ドクター・デスの遺産-BLACK FILE-の影定のネタバレレビュー・内容・結末

2.9

このレビューはネタバレを含みます

原作読了済

患者からの依頼を受け、違法である安楽死を行うドクター・デスとそれを追う刑事である犬養と高千穂のストーリー。
原作ではドクター・デスは患者の苦痛を取り除く為の安楽死という確固としたポリシーを持っており、余命が短く苦痛に苦しむ患者からの依頼しか受けない。映画になると尺の都合もあるのか、苦痛の無い死が美しいと快楽殺人なのか患者の苦痛を取り除きたいのかキャラがブレており、犬養の娘も強引に安楽死させようとしてくる。その上、原作にあった安楽死を行うようになった背景も描かれていない。

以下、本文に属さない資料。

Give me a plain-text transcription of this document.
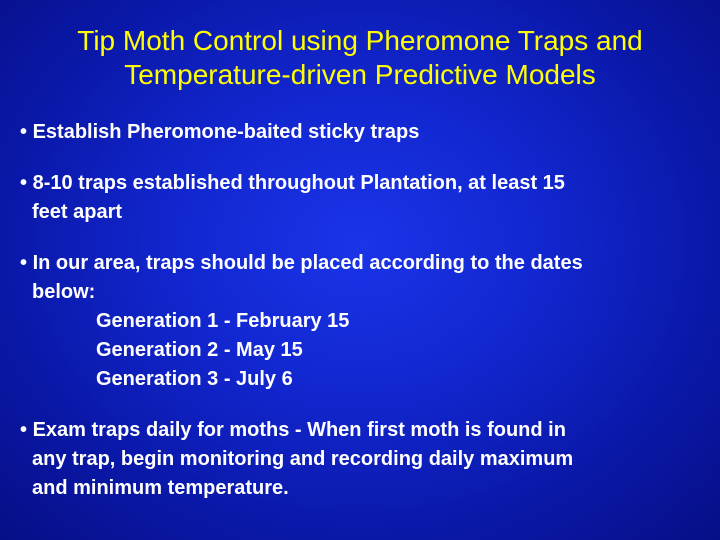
Tip Moth Control using Pheromone Traps and
Temperature-driven Predictive Models
• Establish Pheromone-baited sticky traps
• 8-10 traps established throughout Plantation, at least 15
feet apart
• In our area, traps should be placed according to the dates
below:
Generation 1 - February 15
Generation 2 - May 15
Generation 3 - July 6
• Exam traps daily for moths - When first moth is found in
any trap, begin monitoring and recording daily maximum
and minimum temperature.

一方、刑事の犬養はドクター・デスに対しては一貫として殺人を行う犯罪者という態度を取っており、原作にあったように人道と法の間で悩む姿勢がないためストーリーに深みがなく、ただの脳筋と言った印象を持った。(ドクター・デスを口汚く罵ったり、「もし娘が安楽死を望んだら…」という問いに対して激高するシーンが内面のブレを表していたのかもしれないが、分からない)
原作と変えるなら、ただ安楽死は法律上殺人だからというだけでなく安楽死否定派の意見を展開し、「だからヤツを止めなくちゃいけない…」としたらもっと共感できたかも。
高千穂の「(患者の家族はドクター・デスに感謝してるし)被害者はどこにいるんでしょう?」とか「自分の家族が安楽死を望んだら自分はどうするか分からない」といったセリフに原作の名残が見える。